In February, Mia, who had graduated early from Centennial High School and began online learning as a freshman at the College of Southern Nevada, took a pill she thought was ecstasy. She never woke up.

“As soon as I opened the door, I knew immediately that my daughter — something was wrong,” Gugino said. “She was freezing cold and gone and I just apologized profusely, because it was my job to protect her.”

Mia Gugino and Gio Perkins are among the 13 children who had died from illicit fentanyl poisoning from the start of 2020 through August 2021, the last month where data is available from the Southern Nevada Health District. For the 10 years before that, from 2010 to 2019, there was one child death reported from fentanyl poisoning.

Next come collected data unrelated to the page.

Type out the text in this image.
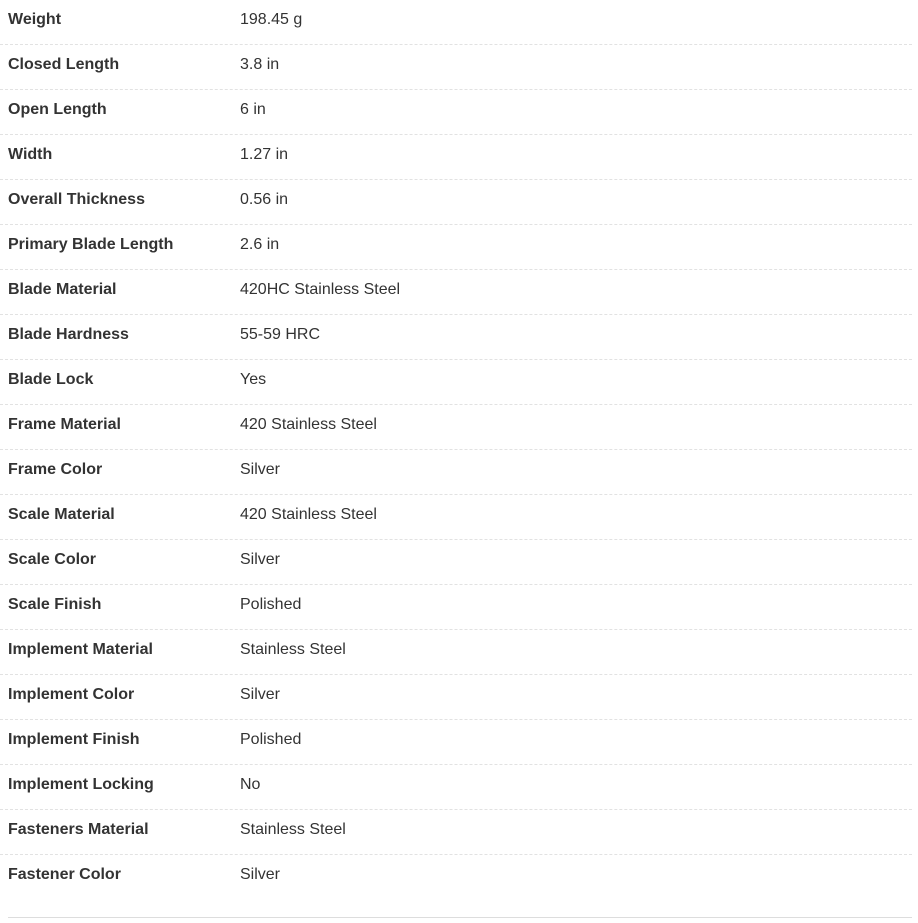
Weight	198.45 g
Closed Length	3.8 in
Open Length	6 in
Width	1.27 in
Overall Thickness	0.56 in
Primary Blade Length	2.6 in
Blade Material	420HC Stainless Steel
Blade Hardness	55-59 HRC
Blade Lock	Yes
Frame Material	420 Stainless Steel
Frame Color	Silver
Scale Material	420 Stainless Steel
Scale Color	Silver
Scale Finish	Polished
Implement Material	Stainless Steel
Implement Color	Silver
Implement Finish	Polished
Implement Locking	No
Fasteners Material	Stainless Steel
Fastener Color	Silver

“I didn’t prepare her,” Gugino said. “If I could have one more conversation, I would tell her about this drug. That’s what I wish.”

Joshua Roberts, 22, is accused of giving Mia the pill that killed her. He is charged with second-degree murder and the sale of a controlled substance. Last week, a grand jury indicted him on the two charges.

Police have not charged a dealer in Gio’s case.

Lee Gugino’s physical education classroom is full of sports memorabilia, including photos of his 17-year-old daughter, Mia Gugino. (KLAS)

“I would love for the person who Gio got his pill from to get prosecuted,” Perkins said.

Now both parents, one with a message high above the valley, another with memories in a classroom, do not want this same fate for any other family.

“I’m not going to let it slip through my fingers that easy,” Perkins said.

Police and prosecutors have charged several young people over the past few months with second-degree murder charges in connection with the fentanyl poisoning deaths of other young people.

Fentanyl deaths among Clark County residents, 2011-2021:
201981 (1 person 18 and under)
2020*193 (9 people 18 and under)
2021*160 (4 people 18 and under)
Data sources: 2011-2019 data:  Centers for Disease Control and Prevention, National Center for Health Statistics. Multiple Cause of Death 1999-2019 on CDC WONDER Online Database released in 2020. Data are from the Multiple Cause of Death Files, 1999-2019, as compiled from data provided by the 57 vital statistics jurisdictions through the Vital Statistics Cooperative Program. Accessed at on Nov 2, 2021 5:37:27 PM 2020-2021 data: SNHD Death Certificate Data. 2021 data are current through August 2021. *subject to change

Metro police took Aria Styron, 21, into custody outside of a Summerlin movie theater in October. On March 4, a father called dispatchers, saying his 21-year-old daughter, Adrianna Folks, was deceased in the home.

Police said Folks’ boyfriend had died of an overdose in January and that Styron’s boyfriend had also died of an overdose in October 2020. Styron is not connected to those overdoses, police said. She has no connection to Mia or Gio’s cases either.

This photo provided by the U.S. Attorneys Office for Utah and introduced as evidence in a 2019 trial shows fentanyl-laced fake oxycodone pills collected during an investigation. (U.S. Attorneys Office for Utah via AP)

Investigators began investigating Styron and found she was allegedly selling drugs on Snapchat, a social media platform where messages and photos disappear after viewing, with the screen name “yungdrugaddict.” Detectives said they saw pictures and videos of Styron “advertising what she claimed to be Xanax” for sale, court documents said.

Investigators later obtained a search warrant for Styron’s Snapchat account, finding Styron would buy marijuana, Xanax and Oxycodone and sell them, police said.

One week before her death, investigators learned Folks had texted a friend looking for Oxycodone pills. The friend directed her to Styron, police said.

Ultimately, police believe Folks bought what she believed to be Oxycodone from Styron the night before she died, police wrote.